Die Corona-Krise ist noch nicht vorbei, aber die Sportmannschaften dürfen wieder trainieren – wie die Fußballer des FV Neuhausen, dessen Vorsitzender Thomas Schwarz auch beim virtuellen Treffen mit Staatssekretär Volker Schebesta dabei war. Foto: Jörn Kehle

Der Sport hat die Corona-Pause einigermaßen überstanden, es bestehen aber große Sorgen um die Zukunft. Gespräch zwischen Vereinsfunktionären und Staatssekretär Volker Schebesta.
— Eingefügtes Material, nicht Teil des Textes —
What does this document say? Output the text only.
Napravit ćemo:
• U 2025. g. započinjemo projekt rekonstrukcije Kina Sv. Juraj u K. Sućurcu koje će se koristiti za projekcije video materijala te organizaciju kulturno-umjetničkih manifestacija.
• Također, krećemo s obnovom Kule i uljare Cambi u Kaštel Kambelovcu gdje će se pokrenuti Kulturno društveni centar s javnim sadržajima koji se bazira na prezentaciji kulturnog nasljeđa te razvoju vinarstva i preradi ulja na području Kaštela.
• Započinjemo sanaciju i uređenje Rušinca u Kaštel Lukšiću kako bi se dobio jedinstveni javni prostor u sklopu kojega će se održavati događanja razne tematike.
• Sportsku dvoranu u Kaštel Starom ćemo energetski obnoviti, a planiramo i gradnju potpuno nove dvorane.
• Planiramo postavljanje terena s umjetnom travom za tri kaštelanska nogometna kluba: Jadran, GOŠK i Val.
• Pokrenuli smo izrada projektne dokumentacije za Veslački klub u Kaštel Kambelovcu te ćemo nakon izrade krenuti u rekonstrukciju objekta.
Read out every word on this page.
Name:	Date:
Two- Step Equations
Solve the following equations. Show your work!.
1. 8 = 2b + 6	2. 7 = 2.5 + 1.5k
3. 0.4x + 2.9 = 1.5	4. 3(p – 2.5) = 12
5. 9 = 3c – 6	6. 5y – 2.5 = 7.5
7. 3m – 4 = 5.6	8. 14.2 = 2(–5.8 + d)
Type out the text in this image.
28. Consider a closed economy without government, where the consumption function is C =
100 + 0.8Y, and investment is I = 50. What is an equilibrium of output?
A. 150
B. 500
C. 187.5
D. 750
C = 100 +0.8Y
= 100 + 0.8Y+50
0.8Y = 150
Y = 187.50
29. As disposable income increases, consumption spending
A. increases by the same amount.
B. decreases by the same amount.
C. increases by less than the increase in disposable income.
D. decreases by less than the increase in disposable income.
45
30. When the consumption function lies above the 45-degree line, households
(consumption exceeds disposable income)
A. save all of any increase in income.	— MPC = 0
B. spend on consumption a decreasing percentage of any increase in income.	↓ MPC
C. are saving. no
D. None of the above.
Esslingen - Wir haben das relativ gut weggesteckt“, sagt Uwe Stahlmann. „Die meisten Sportvereine sind mit einem blauen Auge aus den drei Monaten herausgekommen“, findet Margot Kemmler. Erleichterung herrscht beim Vorsitzenden des TSV Scharnhausen und der Chefin der SV 1845 Esslingen, dass der Sport (auch) in Esslingen und Umgebung die Corona-Pause einigermaßen gut überstanden hat. Zwar ist immer noch offen, wie es vor allem im Wettkampfsport weitergeht, aber zumindest der Trainingsbetrieb ist wieder gestartet. Ohne Sorgen sind Kemmler, Stahlmann und ihre Kollegen der anderen Vereine jedoch nicht. Ganz im Gegenteil. „Was mich umtreibt, ist die Zeit danach“, betont der Scharnhausener.